Robinson followed his superior promptly into a smaller room. Edgar was left with the culprit; and it is scarcely possible to realize a less comfortable position. What was he to do with her? He was not acquainted either with her or her class; he did not know how to address her. She looked like a lady, but yet was not a lady, and for the present moment she was on her trial. Was he to laugh, as he felt inclined to do, at the shabby trick his friend had played him, or was he to proceed gravely with his mission? Miss Lockwood solved this question for herself.
CHAPTER XVIII.
Two Culprits on their Trial.
“You’re surprised, Sir, that a stranger should be so ready to speak up to you,” said Miss Lockwood, “you don’t know me from Adam? but I know you. You are the gentleman that was in the great Arden case, the gentleman as gave up. You wouldn’t think it, but I am mixed up with the Ardens too; and as soon as I set eyes upon you, I said to myself, ‘Here is one that will help me to my rights.’”
“Have you, too, rights that involve the Ardens?” said Edgar, startled yet half amused. “Alas, I fear I cannot help you. If you know my story you must know I am no Arden, and have no influence with the family one way or another.”
“You mightn’t have influence, Sir, but you might hate ’em—as I do,” she said, with a gleam in her eyes which changed the character of her otherwise commonplace though handsome countenance.
“Hate them!” cried Edgar, still more startled. “Why, this is a tragical way of approaching the subject. What have the Ardens done to you that you should hate them?”

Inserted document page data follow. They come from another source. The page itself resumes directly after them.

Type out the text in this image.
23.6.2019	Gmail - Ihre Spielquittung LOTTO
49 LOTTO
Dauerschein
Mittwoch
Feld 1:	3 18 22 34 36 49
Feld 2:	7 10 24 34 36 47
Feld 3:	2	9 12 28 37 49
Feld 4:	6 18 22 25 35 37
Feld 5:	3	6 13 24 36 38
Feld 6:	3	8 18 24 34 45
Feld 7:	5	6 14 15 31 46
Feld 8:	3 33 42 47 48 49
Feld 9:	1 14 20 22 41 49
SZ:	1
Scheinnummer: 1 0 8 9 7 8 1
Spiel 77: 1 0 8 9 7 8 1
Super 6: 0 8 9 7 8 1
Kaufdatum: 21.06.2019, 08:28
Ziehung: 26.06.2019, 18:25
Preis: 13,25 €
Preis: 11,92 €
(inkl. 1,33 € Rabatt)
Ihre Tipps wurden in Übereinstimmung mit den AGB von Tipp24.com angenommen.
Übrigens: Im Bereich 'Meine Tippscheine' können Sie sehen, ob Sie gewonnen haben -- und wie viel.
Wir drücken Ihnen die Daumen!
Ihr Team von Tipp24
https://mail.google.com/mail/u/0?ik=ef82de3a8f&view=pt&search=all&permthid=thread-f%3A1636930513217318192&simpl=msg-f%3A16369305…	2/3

“That’s my story,” said Miss Lockwood, meeting him full with a steadfast look in her eyes, which bewildered Edgar still more. She had taken a seat, and the two sat looking at each other across Mr. Tottenham’s writing table. Edgar had not even heard the name of Arden for years past, and nothing was further from his thoughts on entering this most commonplace of scenes, the great shop, than to be thrown back into his own past life, by the touch of one of the young ladies in the shawl and mantle department. His curiosity was awakened, but not in any high degree, for it was absurd to suppose that a shopwoman in Tottenham’s could have any power to affect the Ardens one way or another. He felt that this must be a tempest in a teacup, some trifling supposed injustice, something, perhaps, about a cottage on the estate, or the rancour of a dismissed servant; for he had heard vaguely that there had been considerable changes.
“I am afraid I cannot sympathize with you in hating the Ardens,” he said; “if you know so much about me, you must know that I was brought up to regard Mrs. Arden as my sister, which I still do, notwithstanding the change of circumstances; and no one connected with her can be to me an object of hate.”
“Mrs. Arden, indeed!” said Miss Lockwood with contemptuous emphasis, tossing her handsome head.
“Yes. What has Mrs. Arden done to you?” said Edgar, half angry, half amused with what seemed to him the impotent spitefulness; the absurdity of the woman’s scorn struck him with ludicrous effect; and yet a certain uneasiness was in the puzzle. Clare Arden had never possessed that natural instinctive courtesy which makes dependents friends. Probably she had wounded the amour propre of the shopwoman; but then no doubt shopwomen have to make up their minds to such wounds, and Mrs. Arden was much too well bred and much too proud to have gone out of her way to annoy a young lady at Tottenham’s—any offence given or taken must have been a mere inadvertence, whatever it was.